Malicious Domain in SolarWinds Hack Turned into ‘Killswitch’

A key malicious domain name used to control potentially thousands of computer systems compromised via the months-long breach at network monitoring software vendor SolarWinds was commandeered by security experts and used as a “killswitch” designed to turn the sprawling cybercrime operation against itself, KrebsOnSecurity has learned.

Austin, Texas-based SolarWinds disclosed this week that a compromise of its software update servers earlier this year may have resulted in malicious code being pushed to nearly 18,000 customers of its Orion platform. Many U.S. federal agencies and Fortune 500 firms use(d) Orion to monitor the health of their IT networks.

On Dec. 13, cyber incident response firm FireEye published a detailed writeup on the malware infrastructure used in the SolarWinds compromise, presenting evidence that the Orion software was first compromised back in March 2020. FireEye said hacked networks were seen communicating with a malicious domain name — avsvmcloud[.]com — one of several domains the attackers had set up to control affected systems.

As first reported here on Tuesday, there were signs over the past few days that control over the domain had been transferred to Microsoft. Asked about the changeover, Microsoft referred questions to FireEye and to GoDaddy, the current domain name registrar for the malicious site.

Today, FireEye responded that the domain seizure was part of a collaborative effort to prevent networks that may have been affected by the compromised SolarWinds software update from communicating with the attackers. What’s more, the company said the domain was reconfigured to act as a “killswitch” that would prevent the malware from continuing to operate in some circumstances.

“SUNBURST is the malware that was distributed through SolarWinds software,” FireEye said in a statement shared with KrebsOnSecurity. “As part of FireEye’s analysis of SUNBURST, we identified a killswitch that would prevent SUNBURST from continuing to operate.”

The statement continues:

“Depending on the IP address returned when the malware resolves avsvmcloud[.]com, under certain conditions, the malware would terminate itself and prevent further execution. FireEye collaborated with GoDaddy and Microsoft to deactivate SUNBURST infections.”

“This killswitch will affect new and previous SUNBURST infections by disabling SUNBURST deployments that are still beaconing to avsvmcloud[.]com. However, in the intrusions FireEye has seen, this actor moved quickly to establish additional persistent mechanisms to access to victim networks beyond the SUNBURST backdoor.

This killswitch will not remove the actor from victim networks where they have established other backdoors. However, it will make it more difficult to for the actor to leverage the previously distributed versions of SUNBURST.”

It is likely that given their visibility into and control over the malicious domain, Microsoft, FireEye, GoDaddy and others now have a decent idea which companies may still be struggling with SUNBURST infections.

The killswitch revelations came as security researchers said they’d made progress in decoding SUNBURST’s obfuscated communications methods.

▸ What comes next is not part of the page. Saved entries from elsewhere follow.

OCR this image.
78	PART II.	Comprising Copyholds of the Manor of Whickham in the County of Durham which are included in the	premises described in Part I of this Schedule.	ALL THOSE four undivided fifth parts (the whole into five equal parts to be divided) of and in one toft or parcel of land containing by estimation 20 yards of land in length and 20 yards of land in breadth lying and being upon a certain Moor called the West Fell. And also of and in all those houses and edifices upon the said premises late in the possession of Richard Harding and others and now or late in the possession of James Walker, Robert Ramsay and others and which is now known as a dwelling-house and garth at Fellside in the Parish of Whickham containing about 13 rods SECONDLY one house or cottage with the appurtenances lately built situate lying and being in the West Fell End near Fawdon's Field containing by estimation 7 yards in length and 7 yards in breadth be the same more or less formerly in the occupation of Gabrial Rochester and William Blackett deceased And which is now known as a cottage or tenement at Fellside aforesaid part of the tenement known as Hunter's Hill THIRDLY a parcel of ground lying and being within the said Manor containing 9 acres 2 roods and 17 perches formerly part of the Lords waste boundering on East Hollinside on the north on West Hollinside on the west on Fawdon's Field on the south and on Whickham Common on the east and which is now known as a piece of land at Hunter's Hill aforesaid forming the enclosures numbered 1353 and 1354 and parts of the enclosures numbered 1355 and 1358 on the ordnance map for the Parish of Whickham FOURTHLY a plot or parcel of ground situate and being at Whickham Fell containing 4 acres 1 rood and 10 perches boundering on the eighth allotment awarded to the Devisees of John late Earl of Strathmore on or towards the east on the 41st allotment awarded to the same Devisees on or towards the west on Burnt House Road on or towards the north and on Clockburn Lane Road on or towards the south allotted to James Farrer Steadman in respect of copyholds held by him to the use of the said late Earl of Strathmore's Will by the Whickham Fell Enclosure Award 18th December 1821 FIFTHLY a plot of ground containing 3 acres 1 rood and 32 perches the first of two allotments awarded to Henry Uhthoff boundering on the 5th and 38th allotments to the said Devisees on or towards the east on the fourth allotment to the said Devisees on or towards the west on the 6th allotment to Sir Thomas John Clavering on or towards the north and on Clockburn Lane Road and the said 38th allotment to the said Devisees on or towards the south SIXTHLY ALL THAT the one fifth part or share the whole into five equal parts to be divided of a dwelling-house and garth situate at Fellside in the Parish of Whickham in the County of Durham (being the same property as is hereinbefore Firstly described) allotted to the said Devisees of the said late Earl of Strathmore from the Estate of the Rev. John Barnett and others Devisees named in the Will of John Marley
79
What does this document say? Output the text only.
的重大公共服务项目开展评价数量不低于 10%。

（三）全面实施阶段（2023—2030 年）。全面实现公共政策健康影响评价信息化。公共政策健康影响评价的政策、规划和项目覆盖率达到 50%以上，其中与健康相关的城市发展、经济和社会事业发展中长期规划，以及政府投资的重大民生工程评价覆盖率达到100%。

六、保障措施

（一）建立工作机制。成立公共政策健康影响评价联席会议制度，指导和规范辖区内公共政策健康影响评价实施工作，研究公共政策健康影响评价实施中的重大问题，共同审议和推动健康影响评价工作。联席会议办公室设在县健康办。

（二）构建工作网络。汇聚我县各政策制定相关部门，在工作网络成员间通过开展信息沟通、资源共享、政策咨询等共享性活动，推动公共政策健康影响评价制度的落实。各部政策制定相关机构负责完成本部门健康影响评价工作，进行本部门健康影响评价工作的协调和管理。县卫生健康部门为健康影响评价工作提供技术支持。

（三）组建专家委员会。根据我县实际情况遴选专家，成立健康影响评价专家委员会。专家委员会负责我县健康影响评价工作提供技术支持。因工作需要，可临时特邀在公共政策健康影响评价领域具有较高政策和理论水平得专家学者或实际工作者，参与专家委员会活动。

Chinese cybersecurity firm RedDrip Team published their findings on Github, saying its decoder tool had identified nearly a hundred suspected victims of the SolarWinds/Orion breach, including universities, governments and high tech companies.

Meanwhile, the potential legal fallout for SolarWinds in the wake of this breach continues to worsen. The Washington Post reported Tuesday that top investors in SolarWinds sold millions of dollars in stock in the days before the intrusion was revealed. SolarWinds’s stock price has fallen more than 20 percent in the past few days. The Post cited former enforcement officials at the U.S. Securities and Exchange Commission (SEC) saying the sales were likely to prompt an insider trading investigation.